Kitabın çıkışı, tam pandemi sürecine ve halkın sokağa çıkmaktan çekinip, AVM'lere girmekten korktuğu bir döneme rastladı. Buna rağmen "çok satanlar" listesinde yer aldı. Zaten benim için en önemli olumlu geri dönüştür.

Kitabın belgesel niteliği olmasına rağmen, sıkıcı ve rahatsız edici bir çalışma ortaya çıkmadı. Çünkü gerçek isimlere dayandırarak, "yaşanmış hikâyeler" gibi yazdım. Sanırım, rahat okunmasına ve ilgi çekmesine bu anlatım ve üslup yol açtı.

"40 YIL ARTI BİRKAÇ AY DİYEBİLİRİZ"

"Kara Kutu-40 yıllık birikimin hikayesi" kitabını konuşuyoruz. Şunu da sormak istiyorum. Yazım süreci nasıldı? Yılların birikimini toplamak ve kitaplaştırmak zor olmalı...

Doğum gibi bir şey bu! Zaten o alayları bizzat yaşamıştım. Hepsi aklımın bir köşesinde duruyor ve zaman zaman da yapılan çarpıtmalar ve sergilenen illüzyonlar karşısında kendi kendime "yapmayın etmeyin, bu kadar da çarpıtma olmaz" diye düşünüyordum! Nihayet dostların da "Yaz bunları" diye ısrar etmeleri ve teşvikleri sonucu doğum süreci başladı. Bu arada, aklımdakileri destekleyecek belgeleri topladım. Bazı olaylarla ilgili olarak o dönemin tanıklarına yeniden başvurdum. Anlattıklarını kendi bilgilerimle birleştirdim. Mahkemelerin tozlu arşivlerinden bazı önemli belgeleri çıkarttım. Ardından bir çırpıda kağıda döküldü. Ama bütün bunlar bir-iki ay kadar zamanımı aldı.

Tabi 40 yıl artı birkaç ay diyebiliriz.

"Kara Kutu-40 yıllık birikimin hikayesi" kitabını konuşuyoruz. Şunu da sormak istiyorum. Yazım süreci nasıldı? Yılların birikimini toplamak ve kitaplaştırmak zor olmalı...
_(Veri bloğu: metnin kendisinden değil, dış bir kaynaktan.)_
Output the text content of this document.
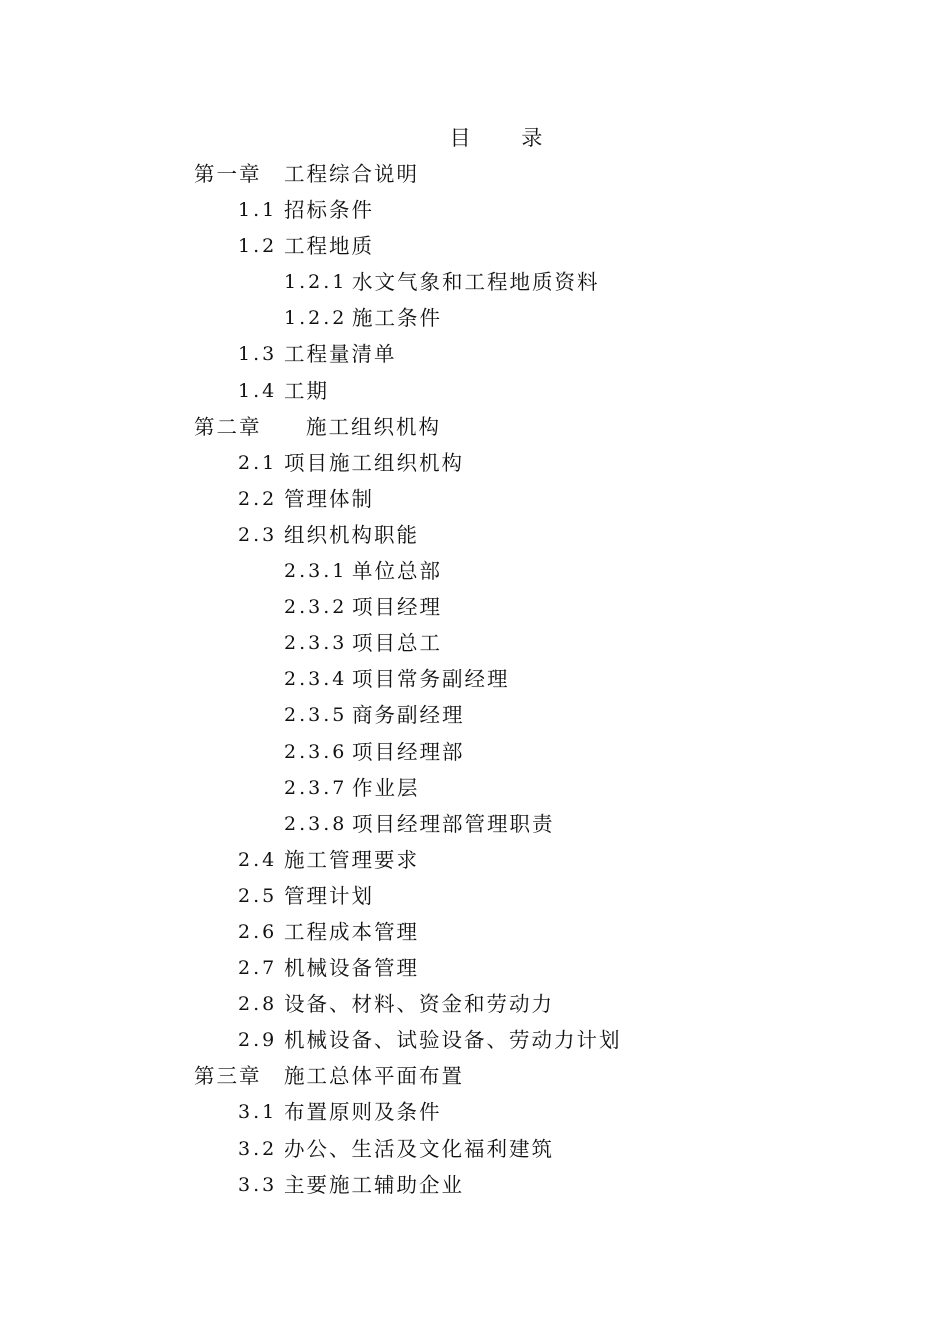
目 录
第一章 工程综合说明
1.1 招标条件
1.2 工程地质
1.2.1 水文气象和工程地质资料
1.2.2 施工条件
1.3 工程量清单
1.4 工期
第二章 施工组织机构
2.1 项目施工组织机构
2.2 管理体制
2.3 组织机构职能
2.3.1 单位总部
2.3.2 项目经理
2.3.3 项目总工
2.3.4 项目常务副经理
2.3.5 商务副经理
2.3.6 项目经理部
2.3.7 作业层
2.3.8 项目经理部管理职责
2.4 施工管理要求
2.5 管理计划
2.6 工程成本管理
2.7 机械设备管理
2.8 设备、材料、资金和劳动力
2.9 机械设备、试验设备、劳动力计划
第三章 施工总体平面布置
3.1 布置原则及条件
3.2 办公、生活及文化福利建筑
3.3 主要施工辅助企业
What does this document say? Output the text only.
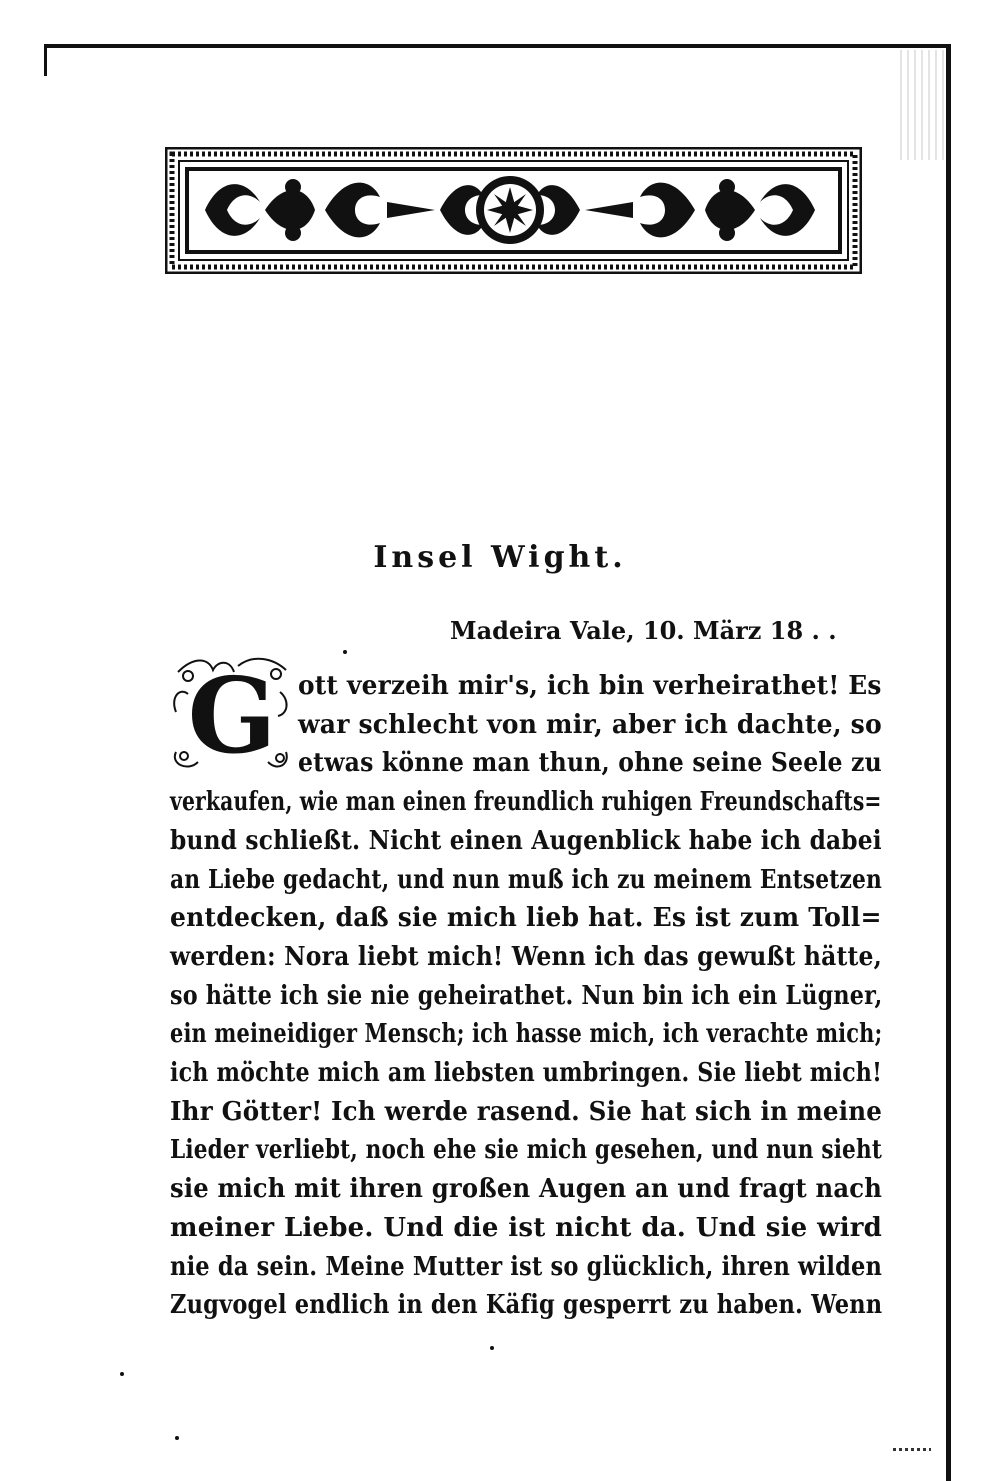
Insel Wight.
Madeira Vale, 10. März 18 . .
G ott verzeih mir's, ich bin verheirathet! Es
war schlecht von mir, aber ich dachte, so
etwas könne man thun, ohne seine Seele zu
verkaufen, wie man einen freundlich ruhigen Freundschafts=
bund schließt. Nicht einen Augenblick habe ich dabei
an Liebe gedacht, und nun muß ich zu meinem Entsetzen
entdecken, daß sie mich lieb hat. Es ist zum Toll=
werden: Nora liebt mich! Wenn ich das gewußt hätte,
so hätte ich sie nie geheirathet. Nun bin ich ein Lügner,
ein meineidiger Mensch; ich hasse mich, ich verachte mich;
ich möchte mich am liebsten umbringen. Sie liebt mich!
Ihr Götter! Ich werde rasend. Sie hat sich in meine
Lieder verliebt, noch ehe sie mich gesehen, und nun sieht
sie mich mit ihren großen Augen an und fragt nach
meiner Liebe. Und die ist nicht da. Und sie wird
nie da sein. Meine Mutter ist so glücklich, ihren wilden
Zugvogel endlich in den Käfig gesperrt zu haben. Wenn
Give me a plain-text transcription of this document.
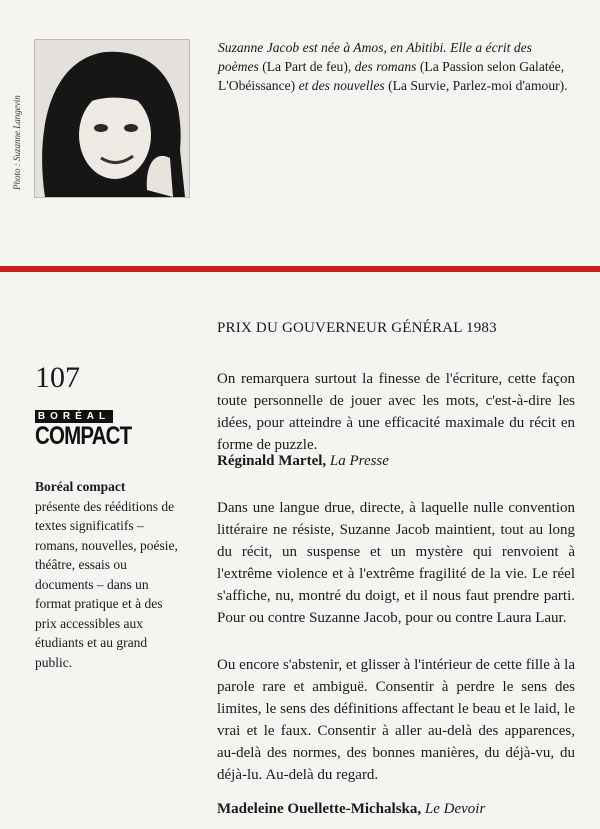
Photo : Suzanne Langevin
Suzanne Jacob est née à Amos, en Abitibi. Elle a écrit des poèmes (La Part de feu), des romans (La Passion selon Galatée, L'Obéissance) et des nouvelles (La Survie, Parlez-moi d'amour).
PRIX DU GOUVERNEUR GÉNÉRAL 1983
107
BORÉAL
COMPACT
Boréal compact
présente des rééditions de textes significatifs – romans, nouvelles, poésie, théâtre, essais ou documents – dans un format pratique et à des prix accessibles aux étudiants et au grand public.
On remarquera surtout la finesse de l'écriture, cette façon toute personnelle de jouer avec les mots, c'est-à-dire les idées, pour atteindre à une efficacité maximale du récit en forme de puzzle.
Réginald Martel, La Presse
Dans une langue drue, directe, à laquelle nulle convention littéraire ne résiste, Suzanne Jacob maintient, tout au long du récit, un suspense et un mystère qui renvoient à l'extrême violence et à l'extrême fragilité de la vie. Le réel s'affiche, nu, montré du doigt, et il nous faut prendre parti. Pour ou contre Suzanne Jacob, pour ou contre Laura Laur.
Ou encore s'abstenir, et glisser à l'intérieur de cette fille à la parole rare et ambiguë. Consentir à perdre le sens des limites, le sens des définitions affectant le beau et le laid, le vrai et le faux. Consentir à aller au-delà des apparences, au-delà des normes, des bonnes manières, du déjà-vu, du déjà-lu. Au-delà du regard.
Madeleine Ouellette-Michalska, Le Devoir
Daha önce yazdığım belgesel niteliğinde kitaplarım var. Onlar da ihtiyaç üzerine ve yanlış algıları kırmak amacıyla ortaya çıktı. Nasip, eğer yine bu tür bir ihtiyaç ortaya çıktığını düşünürsem, kendimi de yeterli görürsem yeniden harekete geçebilirim. Açıkçası şu anda öyle bir çalışmam yok. Sürekli yazıp çizen bir kişi olarak kitap yazmak benim için zor değil. Ancak, daha önce yazdığım "Kurt Bakışı"" ve "Kara Kutu" gibi içlerinin dolu dolu olması, eline alanın zevkle okuyup, içinden bir şeyler alması ve olumlu duygularla dolması gerekir. Yoksa çok kitap yazılabilir. Bazılarının yaptığı gibi eski yazılarımdan önemli olanları derleyip güncelleştirerek kitaplaştırırsam, herhalde 3-5 tane daha çıkar. Ama bu öncelikle beni tatmin etmez.